Le sommeil de Lyris fut agité. Elle ne savait plus ou était le rêve de la réalité. Elle sentait son corps lourd, comme si elle tombait dans le vide. Et en même temps tout tournait autour d’elle. C’était le néant, le vide. Autour d’elle le noir complet. Elle se sentait glissé, happé vers les abimes. Était-ce la mort ? Elle avait reçu un mauvais coup mais de là à en mourir… A moins qu’un autre loup soit arrivé et l’ait achevé. Pourtant, elle avait cette pesanteur dans le corps, et le cœur encore plein de doutes… La mort n’était-elle pas censé libérer le corps et l’esprit de tous leurs maux ? Alors elle n’était pas morte… Mais intérieurement elle n’avait pas vraiment envie de se réveiller ! Et puis de toute façon même si elle l’aurait voulu, elle n’aurait pas pu. Sa fatigue était telle qu’elle n’était pas prête à se réveiller. Et puis avec le sang qu’elle avait perdu, elle avait besoin de se reposer. Le froid lui engourdissait les membres, l’empêtrant encore plus dans son inconscience. Elle se sentait partir de plus en plus loin. Et elle continuait ainsi à partir dans un sommeil sans rêve.
Son corps quant à lui était saisit de frisson. Sa peau glaciale devenait de plus en plus pâle au fur et à mesure que la main qui compressait sa plaie glissait et n’appuyait plus dans son sommeil. Sans qu’elle n’en ait conscience, la jeune femme s’était recroquevillée contre son tronc d’arbre, afin de garder le plus de chaleur possible. La température baissait vite sur Haewen, surtout lorsqu’on était à peine couvert comme elle l’était.

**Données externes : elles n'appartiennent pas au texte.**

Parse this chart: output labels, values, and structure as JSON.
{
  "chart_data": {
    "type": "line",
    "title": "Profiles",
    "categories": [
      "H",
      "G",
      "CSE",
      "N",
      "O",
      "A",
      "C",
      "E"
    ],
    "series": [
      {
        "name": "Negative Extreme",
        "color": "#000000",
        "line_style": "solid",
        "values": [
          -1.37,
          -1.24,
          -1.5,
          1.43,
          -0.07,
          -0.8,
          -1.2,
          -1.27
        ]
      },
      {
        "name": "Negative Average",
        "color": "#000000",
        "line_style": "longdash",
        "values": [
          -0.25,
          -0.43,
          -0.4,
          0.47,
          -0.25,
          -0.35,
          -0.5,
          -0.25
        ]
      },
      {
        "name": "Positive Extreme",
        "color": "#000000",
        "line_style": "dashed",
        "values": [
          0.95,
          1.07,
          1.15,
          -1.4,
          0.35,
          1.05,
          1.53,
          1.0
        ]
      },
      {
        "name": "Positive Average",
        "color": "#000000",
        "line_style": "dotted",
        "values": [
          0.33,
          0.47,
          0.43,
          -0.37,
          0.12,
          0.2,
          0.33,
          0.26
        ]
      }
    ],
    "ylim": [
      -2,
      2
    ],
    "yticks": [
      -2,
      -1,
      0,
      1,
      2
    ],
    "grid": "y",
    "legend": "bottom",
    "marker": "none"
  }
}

Déjà le soleil se couchait, et au prix d’un incroyable effort de volonté, la jeune femme parvint à se soustraire de l’obscurité qui l’enveloppait, pour se réveiller dans une nouvelle qui naissait. Ses yeux encore lourds de sommeil n’arrivaient pas à se poser sur un point fixe. En effet, autour d’elle tout tournait, lui donnant limite la nausée. Elle eut conscience d’avoir terriblement froid. Elle serra un peu plus ses bras contre elle avant de tourner son regard vers son feu, qui avait déjà considérablement baissé depuis qu’elle l’avait fait. Elle réussit à penser qu’il faudrait qu’elle s’en approche pour pouvoir se réchauffer, quand son regard se posa sur l’homme qu’elle avait soigné plus tôt dans la journée. Il était saisi de tremblements incontrôlables, mais pour lui ce n’était pas à cause du froid… Les rayons de la lune qui se levait timidement, commençaient à venir poser leur lumière bienveillante sur son corps. Bientôt parvint aux oreilles de la jeune femme des craquements sinistres provenant du corps de l’homme tandis qu’il changeait de forme. Des poils d’un blanc immaculé vinrent recouvrir sa peau, tandis que son crâne prenait la forme de celui du loup, son museau s’allongeant petit à petit. Puis tout se stoppa, tandis que l’homme, ou maintenant l’animal, avait atteint la fin de sa transformation. Malgré cela, il ne bougeait toujours pas, mais de cela, Lyris ne s’en rendit pas compte. Elle avait déjà replongé dans son inconscience, le peu de force qu’elle avait réussi à obtenir durant son premier sommeil n’étant pas suffisant.

Cette fois des personnes vinrent peupler sa léthargie. Elle était de retour dans sa petite cage, avec comme geôlier son père. Un petit sourire satisfait peignait son visage au regard dur. Derrière lui, se trouvait le cousin de Lyris, le regard avide et content de voir ainsi sa cousine privée de sa liberté.
Un nœud serra le ventre de la jeune femme. Elle se sentait mal, elle avait l’impression qu’on lui avait coupé les ailes permettant de s’envoler. Elle voulait s’échapper mais à chaque fois elle se faisait rattraper, la panique grandissant à chaque tentative. Elle avait l’impression d’étouffer, elle se sentait suffoquer. Sa poitrine se soulevait rapidement, tandis que sa respiration s’accélérait. Sur le visage de la jeune femme se peignit de la terreur, dans cette nouvelle nuit froide.
Et le rêve continua encore et encore, pendant un bon moment, puis elle commença à se calmer, et ses rêves à se dissiper. Son souffle redevint calme et régulier mais ses muscles restaient encore tendus.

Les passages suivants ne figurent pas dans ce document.